La historia de Andújar y su amor con el atletismo, germen de la posible y cercana caída de una mítica marca

Rojas posa con su marca de 15, 41 al final de la prueba impresa en el electrónico. / RAFA MARTÍNEZ/
Rojas posa con su marca de 15, 41 al final de la prueba impresa en el electrónico. / RAFA MARTÍNEZ

La saltadora venezolana Yulimar Rojas, quedó cerca en el Memorial de Atletismo Francisco Ramón Higueras de superar el récord mundial de triple salto, en poder de la ucraniana Inessa Kravets desde el año 1995

JOSÉ CARLOS GONZÁLEZANDÚJAR

El atletismo será recordado por los amantes del deporte por récords míticos por su larga y extensa vigencia en el tiempo, que aunque se pulverizaron, han quedado ya grabados para siempre dentro de la memoria colectiva.

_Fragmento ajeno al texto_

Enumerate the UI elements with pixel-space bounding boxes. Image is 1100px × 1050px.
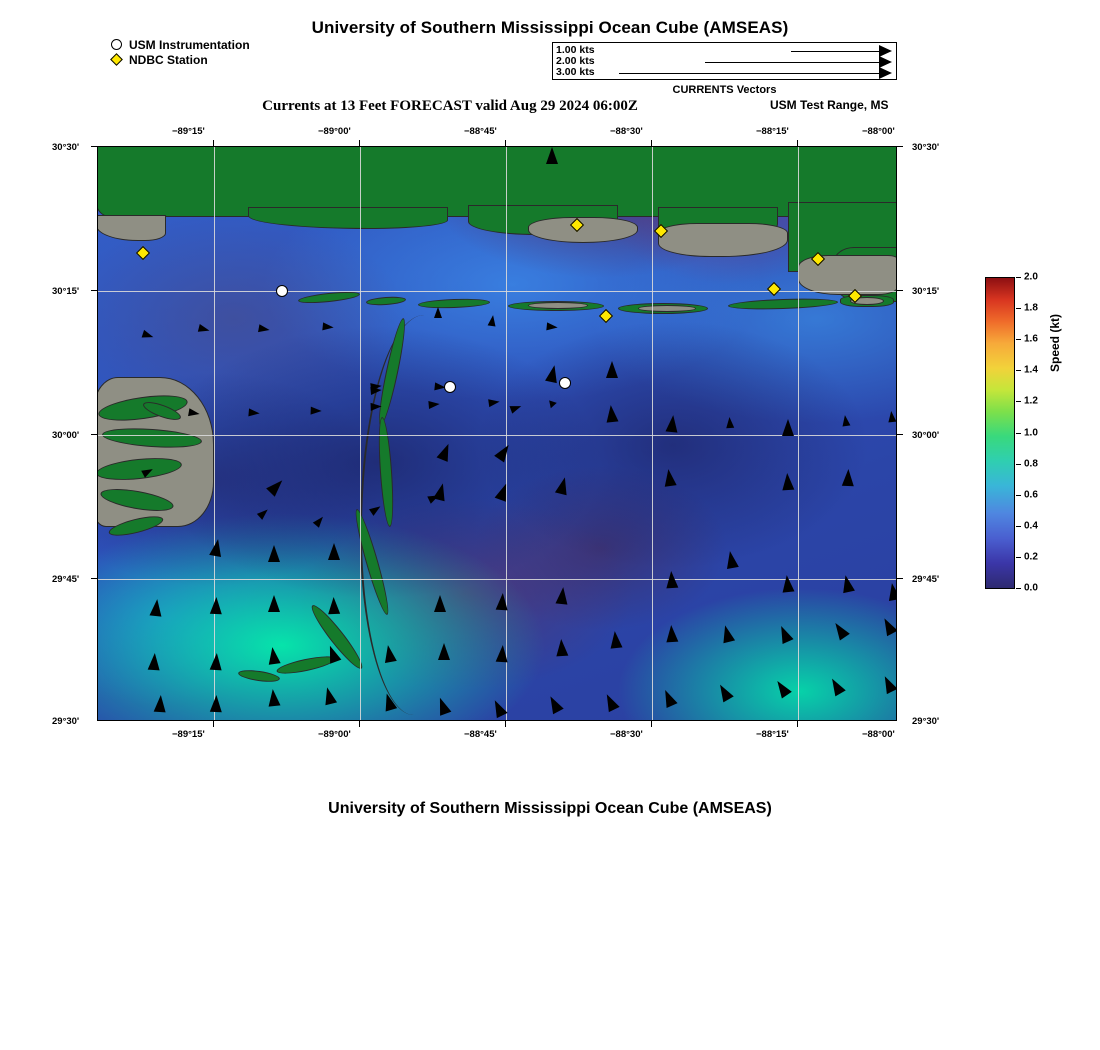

El velocista italiano Pietro Menea mantuvo durante décadas sus 19, 72 en 200 metros lisos. Sergei Bucka eclosionó el mundo de la pértiga al superar los seis metros y si hay alguno que impactó y emocionó fue el salto de 8, 90 de Beamon en México 68, unas olimpiadas que pasaron a la historia, por lo que se vivió dentro y fuera de los estadios por la revolución que se implantó en la sociedad mundial y que dejó su impronta en aquellas célebres olimpiadas.

Todavía hay un récord mundial que no se ha asaltado. Corresponde a la saltadora ucraniana Inessa Kravets que en el año 1995 llegó hasta los 15, 50 en triple salto. Hasta la fecha no se ha pulverizado, pero anoche en una calurosa noche de feria de un día 6 de septiembre se pudo asaltar en Andújar, ciudad que empieza a recobrar su idilio por el atletismo que pudo perder. Su memorial Francisco Ramón Higueras, ahora con el añadido Meeting Internacional 'Jaén Paraíso Interior' se labró un prestigio que dejó huella en atletas de renombre como Ana Fidelia Quirot, Sandra Myers, Reyes Estévez, Alberto García, Pancorbo y Fermín Cacho, entre otros ilustres atletas. A este último le cambió la vida. A la par surgió un club de atletismo, el Antorcha, que aún mantiene la llama que prendió el añorado Pedro Ramos y que no ha dejado de proporcionar campeones.

Recuperada esta prueba y a la espera de ver de nuevo las gradas abarrotadas, ha sido testigo de una marca descomunal, la que alcanzó anoche la venezolana Yulimar Rojas, una campeona mundial y subcampeona olímpica, a la que le ha atrapado ese ambiente tan especial y de calor que Andújar vive son atletismo y que no se ha quebrantado porque mantiene su idilio. Ese clima también llegó muy hondo a su entrenador, todo un emblema en el salto como Iván Pedroso.

La prueba empezó sin transcendencia, con varios saltos nulos. Después llegó al 15, 03 que le bastaba con una victoria holgada. Pero ambos tenían la cita de Andújar en rojo para derribar un récord de los que perduran. La hazaña estuvo cerca, en el útimo salto alcanzó los 15, 41, (segunda marfa mejor de la historia) pero Andújar fue el lugar donde empezó a labrarse la caída de otra gran marca.

La cercana gesta empezó a cimentarse en una ciudad como Andújar donde donde se ha rescatado aquellos días de rosas que la pudieron marcar para siempre las espinas... Y además el Memorial regresa a su cita de septiembre, mes que lo catapultó. Puede tener su trasncendencia el duelo que libraron en martillo Javier Cienfuegos y el jienense Alberto González, que los puede catapultar de cara al futuro.